8:12 PM | Posted in
[UPDATE] Thanks to TPM for the shout out...

It has become something of a full time job keeping up with the crazy things that are coming out of the mouth of my representation in Congress. While other people are focusing on her recent comments about Democrats and swine flu in a Pajamas TV interview, her speech about the first 100 days of President Obama on the floor of the House of Representatives has gone largely unnoticed.

In that speech she practices her own special brand of historical revisionism by crediting President Calvin Coolidge for getting us out of the Post-WWI recession despite the fact that by the time he became President the recession was over. Later, she blames the passage of the Smoot-Hawley Act on Roosevelt despite the fact that it was passed a few years before Roosevelt became President and was enacted by a majority Republican Congress and signed by a Republican President.

Apparently history isn't your thing Michele...


5 responses to "Bachmann And History Don't Mix..."

  1. Anonymous On April 29, 2009 at 2:55 PM

    Would you please get around to unelecting your bat guano loonie representative? I'm so done with her already. She needs a better matched hobby than playing 'Congress'. May I suggest Alchemy.

  2. Green Eagle On April 29, 2009 at 6:07 PM

    Come on, this was not a mistake on the part of this ever-cagey woman.

    I must admit that I don't know who Hoot is, but I do know who Smalley is.

    In advance of his inevitable seating as a Senator from her home state, Michelle is setting the groundwork for blaming Al Franken for the Great Depression.

  3. Heir to the Throne On May 3, 2009 at 12:28 PM

    I am confused. According to the progressive narrative Herbert Hoover was a free marketeer who let the economy crash by not regulating it enough.

    Does does that square with him signing Smoot-Hawley?

  4. BruinKid On May 6, 2009 at 10:07 AM

    When we talk about regulation, we're usually talking about preventing our own industries from cheating us, not about tariffs imposed on imports from other countries.

  5. Daniel On September 8, 2009 at 2:13 AM

    The confusion on how Smoot-Hawley squares with regulation (like of or aversion to) is understandable. It becomes easier to understand when we recall that the Republican party has usually, for better or worse, been a party that represents the interests of big business. In the early Republic, the interests of nascent industry and then big business were best served by a protective tariff. Because the primary market of domestic producers was domestic consumers, Republicans supported a protective tariff to keep cheap foreign goods from overwhelming domestic producers. Hence the `protective' Smoot-Hawley tariff.
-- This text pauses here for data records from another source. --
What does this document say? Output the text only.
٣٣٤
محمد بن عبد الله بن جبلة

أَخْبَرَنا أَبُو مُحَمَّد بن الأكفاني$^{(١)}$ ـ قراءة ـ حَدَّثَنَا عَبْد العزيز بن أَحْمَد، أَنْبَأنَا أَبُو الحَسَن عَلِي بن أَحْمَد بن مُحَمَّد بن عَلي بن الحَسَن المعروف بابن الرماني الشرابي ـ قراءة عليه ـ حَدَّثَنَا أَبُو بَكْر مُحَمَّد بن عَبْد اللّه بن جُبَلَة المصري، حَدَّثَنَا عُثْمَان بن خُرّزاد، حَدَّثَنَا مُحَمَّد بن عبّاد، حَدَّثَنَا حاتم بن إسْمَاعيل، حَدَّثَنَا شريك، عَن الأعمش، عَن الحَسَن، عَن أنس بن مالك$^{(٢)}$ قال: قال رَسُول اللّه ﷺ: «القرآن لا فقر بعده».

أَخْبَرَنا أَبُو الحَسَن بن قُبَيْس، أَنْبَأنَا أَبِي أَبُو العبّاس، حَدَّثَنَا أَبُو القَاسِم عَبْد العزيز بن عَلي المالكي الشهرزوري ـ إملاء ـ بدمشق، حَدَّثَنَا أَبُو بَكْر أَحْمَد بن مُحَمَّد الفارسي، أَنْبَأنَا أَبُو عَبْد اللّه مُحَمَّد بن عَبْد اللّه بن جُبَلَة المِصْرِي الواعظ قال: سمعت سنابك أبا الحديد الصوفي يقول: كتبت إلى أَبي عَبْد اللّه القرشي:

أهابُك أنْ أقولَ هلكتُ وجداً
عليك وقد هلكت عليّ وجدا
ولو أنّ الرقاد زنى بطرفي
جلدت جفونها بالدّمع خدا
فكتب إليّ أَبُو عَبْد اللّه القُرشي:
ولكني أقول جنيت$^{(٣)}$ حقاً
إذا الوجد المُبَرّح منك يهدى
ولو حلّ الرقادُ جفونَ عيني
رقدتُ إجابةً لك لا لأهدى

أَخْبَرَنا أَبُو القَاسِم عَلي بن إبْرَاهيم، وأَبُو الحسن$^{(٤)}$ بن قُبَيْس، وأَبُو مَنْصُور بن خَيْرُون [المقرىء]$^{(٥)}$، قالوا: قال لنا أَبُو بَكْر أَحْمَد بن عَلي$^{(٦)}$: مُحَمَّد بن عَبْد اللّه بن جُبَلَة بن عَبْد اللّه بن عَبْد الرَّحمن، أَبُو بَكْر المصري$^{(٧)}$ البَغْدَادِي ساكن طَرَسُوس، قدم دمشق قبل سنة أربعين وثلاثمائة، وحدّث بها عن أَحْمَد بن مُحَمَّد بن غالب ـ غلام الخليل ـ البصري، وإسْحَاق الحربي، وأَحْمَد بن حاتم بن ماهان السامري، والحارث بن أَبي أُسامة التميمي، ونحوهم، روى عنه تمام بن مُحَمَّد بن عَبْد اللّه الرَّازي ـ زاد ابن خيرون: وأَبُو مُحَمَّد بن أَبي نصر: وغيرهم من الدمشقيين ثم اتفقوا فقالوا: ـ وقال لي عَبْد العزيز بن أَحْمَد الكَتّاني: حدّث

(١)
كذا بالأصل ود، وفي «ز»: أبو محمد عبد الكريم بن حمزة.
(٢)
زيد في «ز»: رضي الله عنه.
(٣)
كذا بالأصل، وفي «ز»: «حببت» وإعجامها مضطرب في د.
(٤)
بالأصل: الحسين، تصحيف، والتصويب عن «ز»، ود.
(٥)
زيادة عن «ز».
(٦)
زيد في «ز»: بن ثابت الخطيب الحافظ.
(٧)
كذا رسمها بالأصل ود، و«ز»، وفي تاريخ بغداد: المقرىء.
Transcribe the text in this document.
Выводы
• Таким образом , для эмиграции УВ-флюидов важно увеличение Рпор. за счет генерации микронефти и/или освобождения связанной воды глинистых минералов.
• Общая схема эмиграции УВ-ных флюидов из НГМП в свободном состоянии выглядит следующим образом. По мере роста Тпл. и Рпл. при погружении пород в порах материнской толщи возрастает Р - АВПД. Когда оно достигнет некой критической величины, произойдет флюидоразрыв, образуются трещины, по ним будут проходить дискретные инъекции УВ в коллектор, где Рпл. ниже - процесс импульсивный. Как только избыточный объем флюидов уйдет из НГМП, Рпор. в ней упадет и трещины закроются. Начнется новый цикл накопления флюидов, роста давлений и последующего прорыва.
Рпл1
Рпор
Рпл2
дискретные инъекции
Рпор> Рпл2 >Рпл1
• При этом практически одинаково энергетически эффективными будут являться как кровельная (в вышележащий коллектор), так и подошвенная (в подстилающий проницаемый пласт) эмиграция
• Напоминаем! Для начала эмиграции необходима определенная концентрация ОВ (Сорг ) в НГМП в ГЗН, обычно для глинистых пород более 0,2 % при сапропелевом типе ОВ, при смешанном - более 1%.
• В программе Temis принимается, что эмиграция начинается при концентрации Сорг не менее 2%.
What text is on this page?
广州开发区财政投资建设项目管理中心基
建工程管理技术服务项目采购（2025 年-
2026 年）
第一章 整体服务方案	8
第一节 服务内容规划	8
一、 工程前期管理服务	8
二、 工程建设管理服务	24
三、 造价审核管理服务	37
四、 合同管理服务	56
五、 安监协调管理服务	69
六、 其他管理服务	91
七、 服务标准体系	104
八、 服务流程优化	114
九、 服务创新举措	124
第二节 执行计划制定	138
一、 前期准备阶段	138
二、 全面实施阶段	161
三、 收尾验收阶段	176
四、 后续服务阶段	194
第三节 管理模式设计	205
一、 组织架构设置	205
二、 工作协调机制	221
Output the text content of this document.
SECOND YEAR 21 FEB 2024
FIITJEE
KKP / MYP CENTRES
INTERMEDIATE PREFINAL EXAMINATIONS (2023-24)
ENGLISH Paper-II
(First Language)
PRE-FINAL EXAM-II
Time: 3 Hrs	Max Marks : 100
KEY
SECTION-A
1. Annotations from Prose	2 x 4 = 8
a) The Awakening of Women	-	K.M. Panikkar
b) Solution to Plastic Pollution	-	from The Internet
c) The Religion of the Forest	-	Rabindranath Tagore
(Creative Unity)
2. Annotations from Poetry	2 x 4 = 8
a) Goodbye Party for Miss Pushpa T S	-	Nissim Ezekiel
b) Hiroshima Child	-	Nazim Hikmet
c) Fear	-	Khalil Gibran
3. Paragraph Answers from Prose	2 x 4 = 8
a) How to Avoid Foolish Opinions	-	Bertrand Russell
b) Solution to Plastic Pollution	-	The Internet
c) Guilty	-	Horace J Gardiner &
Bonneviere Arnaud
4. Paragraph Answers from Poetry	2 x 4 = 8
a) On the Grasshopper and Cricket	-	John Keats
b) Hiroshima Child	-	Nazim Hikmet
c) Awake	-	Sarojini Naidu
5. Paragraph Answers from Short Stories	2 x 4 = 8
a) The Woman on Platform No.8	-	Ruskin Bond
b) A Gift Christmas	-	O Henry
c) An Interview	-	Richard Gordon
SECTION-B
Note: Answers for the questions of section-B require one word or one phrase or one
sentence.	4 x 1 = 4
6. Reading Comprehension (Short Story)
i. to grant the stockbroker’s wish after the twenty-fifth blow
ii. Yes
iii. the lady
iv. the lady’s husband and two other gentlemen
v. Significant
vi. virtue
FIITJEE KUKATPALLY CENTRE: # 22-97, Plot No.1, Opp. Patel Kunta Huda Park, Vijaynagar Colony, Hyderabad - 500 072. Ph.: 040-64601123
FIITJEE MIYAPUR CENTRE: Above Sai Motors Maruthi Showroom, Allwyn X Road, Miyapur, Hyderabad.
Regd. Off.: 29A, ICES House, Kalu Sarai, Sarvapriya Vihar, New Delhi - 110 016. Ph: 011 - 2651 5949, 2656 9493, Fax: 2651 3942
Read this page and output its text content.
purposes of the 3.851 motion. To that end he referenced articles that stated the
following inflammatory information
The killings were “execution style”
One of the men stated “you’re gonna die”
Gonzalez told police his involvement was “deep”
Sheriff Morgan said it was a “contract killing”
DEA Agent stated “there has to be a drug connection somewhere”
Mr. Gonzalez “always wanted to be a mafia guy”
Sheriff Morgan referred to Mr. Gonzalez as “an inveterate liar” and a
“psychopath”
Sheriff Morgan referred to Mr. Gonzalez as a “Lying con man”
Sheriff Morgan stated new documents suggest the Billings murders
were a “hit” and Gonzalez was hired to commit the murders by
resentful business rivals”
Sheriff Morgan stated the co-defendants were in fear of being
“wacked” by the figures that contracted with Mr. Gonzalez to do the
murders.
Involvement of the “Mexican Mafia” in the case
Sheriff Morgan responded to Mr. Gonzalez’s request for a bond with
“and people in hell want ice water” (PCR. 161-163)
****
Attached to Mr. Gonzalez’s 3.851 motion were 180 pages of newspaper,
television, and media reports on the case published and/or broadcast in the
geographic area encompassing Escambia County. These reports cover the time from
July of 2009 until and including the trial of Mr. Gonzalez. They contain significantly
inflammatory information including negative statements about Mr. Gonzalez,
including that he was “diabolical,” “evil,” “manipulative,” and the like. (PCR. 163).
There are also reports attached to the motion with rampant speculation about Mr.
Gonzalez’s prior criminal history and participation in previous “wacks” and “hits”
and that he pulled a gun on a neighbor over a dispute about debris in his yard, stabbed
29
Times have changed, however, and now that global markets rule, the business wing of the Republican party and the business (or new Democrat) wing of the Democratic party both support a low tariff.

    More nationalistic/xenophobic/labor oriented elements on both the left end (Demies) and right end (Republicans) advocate protectionist trade policies.

    The flip-side, of course, is that low tariffs bring in goods from countries with weak labor laws, nearly non-existent environmental protections, and artifically cheap currencies (e.g. China), so there's a very real human cost to low tariffs and globalization.